En 1591 la peste asoló Roma y los jesuitas abrieron un hospital improvisado, donde los religiosos asistían a los enfermos. Luis tomó la tarea de limosnero y luego la de asistir y consolar a los moribundos, limpiando sus llagas, y preparándoles a bien morir. Contrajo la enfermedad luego de cargar sobre sus espaldas a un enfermo que había encontrado solo en la calle. Quedó a las puertas de la muerte, pero sanó, aunque no del todo y, tres meses más tarde, las fiebres le redujeron a la agonía. Cuando podía, se levantaba a besar el crucifijo. Su confesor fue San Roberto Bellarmino (17 de septiembre), que le alentaba a confiar en Dios y a que no pasaría el purgatorio. El 20 de junio de 1591, recibió la extremaunción, besó el crucifijo, y, a medianoche, dijo “Jesús” y falleció. Sus reliquias están en la bellísima iglesia de San Ignacio de Roma.
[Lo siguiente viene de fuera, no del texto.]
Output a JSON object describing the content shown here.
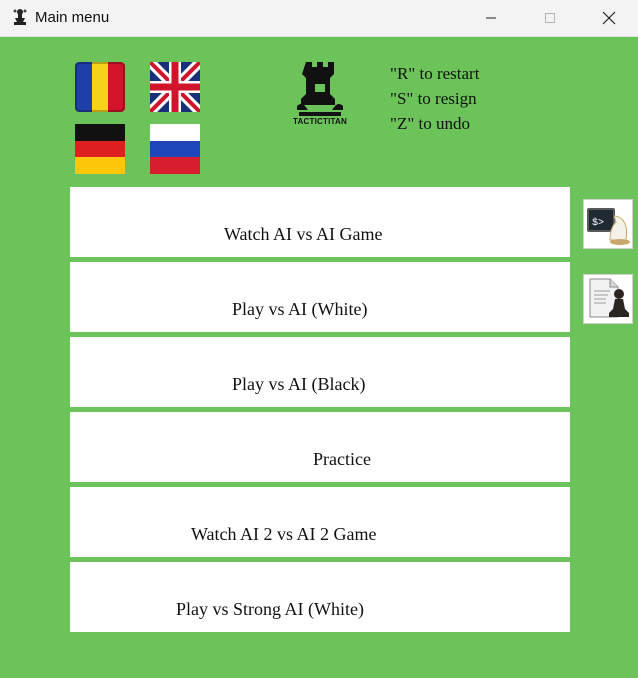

San Luis Gonzaga fue beatificado en 1605 y en 1726 fue canonizado por Benedicto XIII, que lo nombró protector de estudiantes y novicios jesuitas. Pío XI lo proclamó patrón de la juventud cristiana. En 1991, por las celebraciones por el IV centenario de la muerte de Luis, Juan Pablo II lo proclamó patrón de los enfermos de VIH, “la peste moderna”. ¿Y esto, por qué? Pues las palabras del papa fueron claras: “por su gran misericordia se dedicó a los enfermos de peste en Roma, en aquel tiempo. Fue así como se contagió y murió tan joven”. O sea, es su caridad, la asistencia a los enfermos, el motivo principal. Ahora, también está la figura de Luis, como santo amante de la pureza y la castidad, lo que también ha sido valorado a la hora de elegir el patronato. Conocido es que el VIH se trasmite, principalmente, por las relaciones sexuales, aunque existan otras vías. Y dentro de la vía sexual, son claros factores de riesgo la promiscuidad, la no protección, y el no tener pareja estable. Es ahí donde surge la figura de Luis, como ejemplo de joven casto y que lucha contra el mundo que le rodea. Es el mensaje de la Iglesia frente al contagio de la enfermedad: castidad, compromiso, verdadera educación sexual basada no tanto en la información, sino en la formación afectiva. Y, por supuesto que el patronato de San Luis, como los demás patronatos, está por encima de la forma de vida, o la causa de la enfermedad. Es protección, consuelo y ejemplo.